But, you say, a dead man experiences corruption, and becomes dust and ashes. And what then, beloved hearers? For this very reason we ought to rejoice. For when a man is about to rebuild an old and tottering house, he first sends out its occupants, then tears it down, and rebuilds anew a more splendid one. This occasions no grief to the occupants, but rather joy; for they do not think of the demolition which they see, but of the house which is to come, tho not yet seen. When God is about to do a similar work, he destroys our body, and removes the soul which was dwelling in it as from some house, that he may build it anew and more splendidly, and again bring the soul into it with greater glory. Let us not, therefore, regard the tearing down, but the splendor which is to succeed.
If, again, a man has a statue decayed by rust and age, and mutilated in many of its parts, he breaks it up and casts it into a furnace, and after the melting he receives it again in a more beautiful form.
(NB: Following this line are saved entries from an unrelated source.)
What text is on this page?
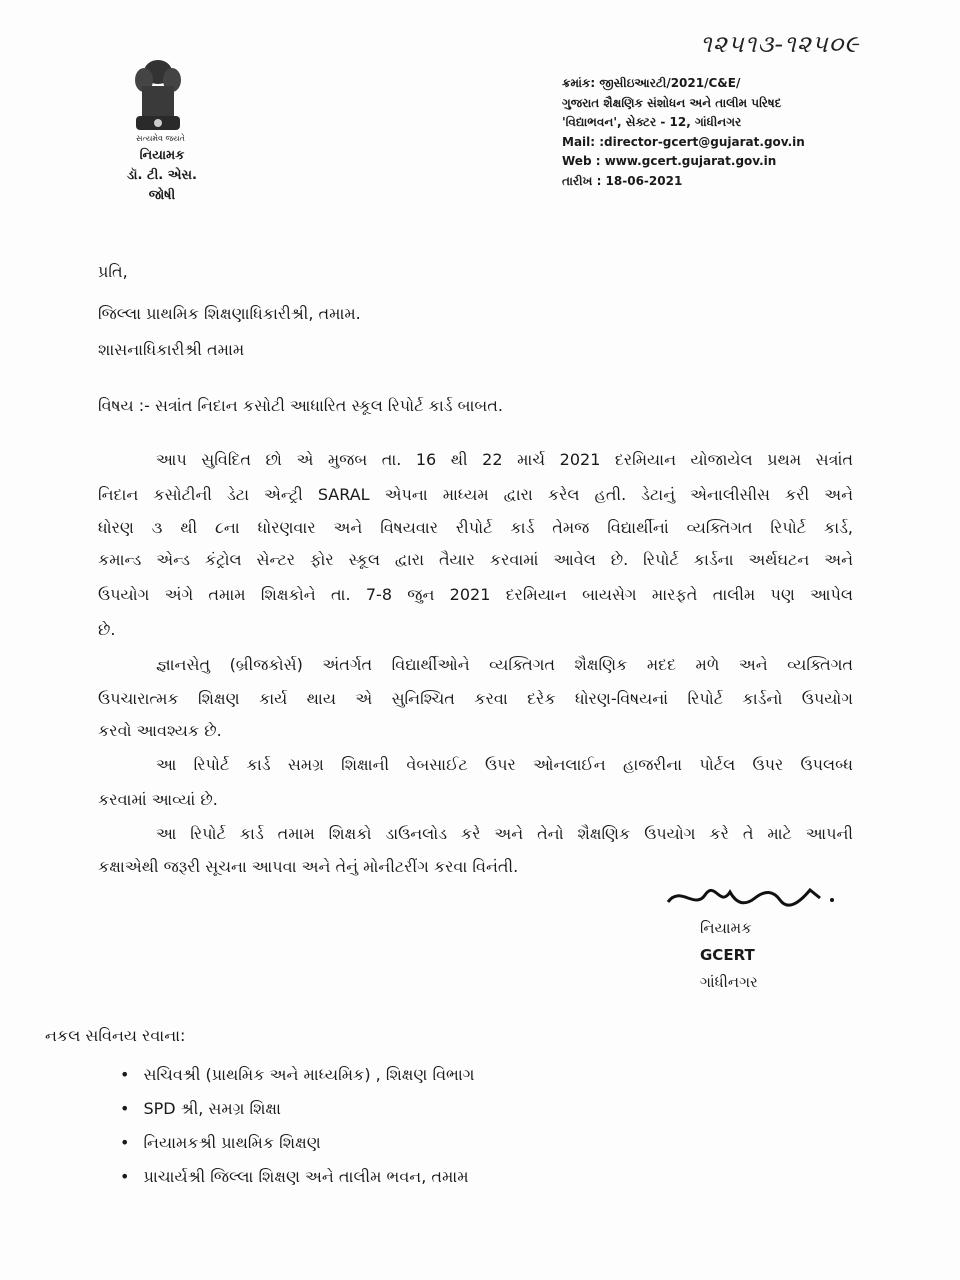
૧૨૫૧૩-૧૨૫૦૯
સત્યમેવ જયતે
નિયામક
ડૉ. ટી. એસ. જોષી
ક્રમાંક: જીસીઇઆરટી/2021/C&E/
ગુજરાત શૈક્ષણિક સંશોધન અને તાલીમ પરિષદ
'વિદ્યાભવન', સેક્ટર - 12, ગાંધીનગર
Mail: :director-gcert@gujarat.gov.in
Web : www.gcert.gujarat.gov.in
તારીખ : 18-06-2021
પ્રતિ,
જિલ્લા પ્રાથમિક શિક્ષણાધિકારીશ્રી, તમામ.
શાસનાધિકારીશ્રી તમામ
વિષય :- સત્રાંત નિદાન કસોટી આધારિત સ્કૂલ રિપોર્ટ કાર્ડ બાબત.
આપ સુવિદિત છો એ મુજબ તા. 16 થી 22 માર્ચ 2021 દરમિયાન યોજાયેલ પ્રથમ સત્રાંત
નિદાન કસોટીની ડેટા એન્ટ્રી SARAL એપના માધ્યમ દ્વારા કરેલ હતી. ડેટાનું એનાલીસીસ કરી અને
ધોરણ ૩ થી ૮ના ધોરણવાર અને વિષયવાર રીપોર્ટ કાર્ડ તેમજ વિદ્યાર્થીનાં વ્યક્તિગત રિપોર્ટ કાર્ડ,
કમાન્ડ એન્ડ કંટ્રોલ સેન્ટર ફોર સ્કૂલ દ્વારા તૈયાર કરવામાં આવેલ છે. રિપોર્ટ કાર્ડના અર્થઘટન અને
ઉપયોગ અંગે તમામ શિક્ષકોને તા. 7-8 જુન 2021 દરમિયાન બાયસેગ મારફતે તાલીમ પણ આપેલ
છે.
જ્ઞાનસેતુ (બ્રીજકોર્સ) અંતર્ગત વિદ્યાર્થીઓને વ્યક્તિગત શૈક્ષણિક મદદ મળે અને વ્યક્તિગત
ઉપચારાત્મક શિક્ષણ કાર્ય થાય એ સુનિશ્ચિત કરવા દરેક ધોરણ-વિષયનાં રિપોર્ટ કાર્ડનો ઉપયોગ
કરવો આવશ્યક છે.
આ રિપોર્ટ કાર્ડ સમગ્ર શિક્ષાની વેબસાઈટ ઉપર ઓનલાઈન હાજરીના પોર્ટલ ઉપર ઉપલબ્ધ
કરવામાં આવ્યાં છે.
આ રિપોર્ટ કાર્ડ તમામ શિક્ષકો ડાઉનલોડ કરે અને તેનો શૈક્ષણિક ઉપયોગ કરે તે માટે આપની
કક્ષાએથી જરૂરી સૂચના આપવા અને તેનું મોનીટરીંગ કરવા વિનંતી.
નિયામક
GCERT
ગાંધીનગર
નકલ સવિનય રવાના:
• સચિવશ્રી (પ્રાથમિક અને માધ્યમિક) , શિક્ષણ વિભાગ
• SPD શ્રી, સમગ્ર શિક્ષા
• નિયામકશ્રી પ્રાથમિક શિક્ષણ
• પ્રાચાર્યશ્રી જિલ્લા શિક્ષણ અને તાલીમ ભવન, તમામ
As then the dissolving in the furnace was not a destruction but a renewing of the statue, so the death of our bodies is not a destruction but a renovation. When, therefore, you see as in a furnace our flesh flowing away to corruption, dwell not on that sight, but wait for the recasting. And be not satisfied with the extent of this illustration, but advance in your thoughts to a still higher point; for the statuary, casting into the furnace a brazen image, does not furnish you in its place a golden and undecaying statue, but again makes a brazen one. God does not thus; but casting in a mortal body formed of clay, he returns to you a golden and immortal statue; for the earth, receiving a corruptible and decaying body gives back the same, incorruptible and undecaying. Look not, therefore, on the corpse, lying with closed eyes and speechless lips, but on the man that is risen, that has received glory unspeakable and amazing, and direct your thoughts from the present sight to the future hope.
Chrysostom, The World’s Great Sermons: Basil to Calvin, 1908, 1, 28–30.